MLB: Texas Rangers at Seattle Mariners Joe Nicholson-USA TODAY Sports

Let’s be real: there was very little reason to bother tuning in for tonight’s game. Two mathematically eliminated teams in the final weekend of the season? The Rangers running out a Cactus League-esque lineup? Can’t blame you at all for sitting this one out. Baseball ennui has set in something fierce, and I’ve been firmly at “individual success” levels of rooting for the past couple weeks now.

There were exactly two reasons to pay attention tonight: Marco Gonzales making his final start of the season, and Daniel Vogelbach getting a rare consecutive start at first base. Marco held up his end of the bargain quite well, capping off an overall impressive first full year in the bigs by breezing through five shutout innings. A deep flyout by Rougned Odor on the first pitch of the game was the hardest contact Texas could muster, and the only time they had Gonzales remotely on the ropes was in the third. After Willie Calhoun went down on strikes, Hanser Alberto blooped a 1-2 cutter right between the mound and first base. Vogey charged, slid, and...
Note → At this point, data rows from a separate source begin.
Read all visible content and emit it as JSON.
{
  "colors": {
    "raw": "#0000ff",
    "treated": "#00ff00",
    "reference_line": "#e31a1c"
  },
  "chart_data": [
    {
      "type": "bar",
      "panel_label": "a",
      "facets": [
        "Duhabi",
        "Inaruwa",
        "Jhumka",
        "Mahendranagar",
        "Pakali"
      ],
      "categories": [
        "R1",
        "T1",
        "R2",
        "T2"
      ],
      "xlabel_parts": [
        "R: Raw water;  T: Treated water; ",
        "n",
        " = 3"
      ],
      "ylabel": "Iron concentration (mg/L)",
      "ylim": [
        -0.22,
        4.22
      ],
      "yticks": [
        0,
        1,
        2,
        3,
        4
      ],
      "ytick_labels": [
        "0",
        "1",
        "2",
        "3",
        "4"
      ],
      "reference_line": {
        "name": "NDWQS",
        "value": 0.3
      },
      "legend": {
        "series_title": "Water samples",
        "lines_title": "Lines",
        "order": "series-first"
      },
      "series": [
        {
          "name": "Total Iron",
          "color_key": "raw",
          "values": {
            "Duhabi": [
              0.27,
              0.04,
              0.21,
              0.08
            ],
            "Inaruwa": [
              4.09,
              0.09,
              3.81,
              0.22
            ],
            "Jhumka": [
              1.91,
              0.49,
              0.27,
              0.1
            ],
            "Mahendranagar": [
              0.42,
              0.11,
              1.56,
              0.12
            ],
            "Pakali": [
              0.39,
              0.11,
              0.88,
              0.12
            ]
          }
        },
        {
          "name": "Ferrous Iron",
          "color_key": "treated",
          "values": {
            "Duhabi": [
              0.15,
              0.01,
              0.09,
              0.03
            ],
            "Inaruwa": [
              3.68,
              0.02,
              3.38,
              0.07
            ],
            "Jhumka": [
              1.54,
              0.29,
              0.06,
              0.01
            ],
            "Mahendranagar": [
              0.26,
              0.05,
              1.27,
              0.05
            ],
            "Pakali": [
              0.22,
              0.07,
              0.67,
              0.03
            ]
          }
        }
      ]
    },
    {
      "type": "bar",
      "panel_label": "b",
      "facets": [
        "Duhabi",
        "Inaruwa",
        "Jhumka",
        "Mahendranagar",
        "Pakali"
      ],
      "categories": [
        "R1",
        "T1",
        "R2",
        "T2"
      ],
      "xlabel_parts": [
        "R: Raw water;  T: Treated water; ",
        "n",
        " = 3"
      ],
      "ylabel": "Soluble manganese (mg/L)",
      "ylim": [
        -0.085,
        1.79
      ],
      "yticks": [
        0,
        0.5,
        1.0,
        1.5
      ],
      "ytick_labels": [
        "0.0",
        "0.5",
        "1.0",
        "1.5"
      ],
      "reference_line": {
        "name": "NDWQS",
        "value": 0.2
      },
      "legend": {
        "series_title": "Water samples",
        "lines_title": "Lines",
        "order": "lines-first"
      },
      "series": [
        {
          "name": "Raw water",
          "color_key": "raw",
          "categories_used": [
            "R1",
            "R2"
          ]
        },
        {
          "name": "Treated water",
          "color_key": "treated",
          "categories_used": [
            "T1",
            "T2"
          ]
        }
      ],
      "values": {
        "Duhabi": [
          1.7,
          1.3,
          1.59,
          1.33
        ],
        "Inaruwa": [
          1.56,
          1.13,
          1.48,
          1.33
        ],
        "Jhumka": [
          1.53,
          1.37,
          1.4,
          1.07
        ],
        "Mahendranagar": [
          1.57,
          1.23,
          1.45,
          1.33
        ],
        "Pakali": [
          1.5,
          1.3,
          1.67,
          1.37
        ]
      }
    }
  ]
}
Yikes. Odor followed by beating the shift, and the inning had luck dragons written all over it. Undeterred, Marco struck out Isiah Kiner-Falefa on three pitches with a masterful fastball-curve-change sequence, and got Nomar Mazara on an easy flyout. The Rangers wouldn’t reach base for the rest of his outing, although he was helped by Kristopher Negrón:

In a year fraught with disappointment, Marco Gonzales was a consistent bright spot. The development of the cutter was a joy to watch, and although he had stretches where he struggled, it is impossible to consider his overall body of work nothing less than a resounding success. 2019 is beyond murky at the moment, but seeing how Marco will build on this year is a storyline that I am very intrigued by.

Misplay aside, Vogelbach was also entertaining, smoking a grounder the other way for the first of the M’s three (3) total hits on the night. His second at-bat again ended in hard contact, though the ball found Willie Calhoun’s glove instead of outfield grass. With the season dead and buried, there is very little to no reason that Vogelbach shouldn’t start and complete each of the last games, and the fact that he started at first for two whole days in a row suggests that his hamstring issue has passed.

Unfortunately, other plans were afoot.

so incredibly cursed

The bullpen imploded in the seventh, with Zach Duke once again the main culprit. After Ryan Rua ripped a one-out double, Ronald Guzmán - noted left-handed hitter - followed up with a base hit. None of the Mariner deadline acquisitions have worked out, but Duke feels like far and away the worst. A lefty specialist that can’t get lefties out? We had a perfectly good Marc Rzepczynski for that! Shawn Armstrong didn’t help, either, loading the bases and then plunking Kiner-Falefa to force in a second run. Not fun.

After Vogelbach was lifted, my interest in the game waned considerably. Mitch Haniger breaking an 0-for-11 with a base hit in the ninth was nice, sure, but it merely delayed the inevitable. Ninety wins is officially out of reach. Remember when we thought that would be good enough to sneak into the playoffs? Simpler, better times. Wade LeBlanc takes the mound tomorrow, his last chance to set a career-high in wins. Potential individual success! Neat, I suppose! If that isn’t enough to spend time on the M’s, though, it’s okay. Really.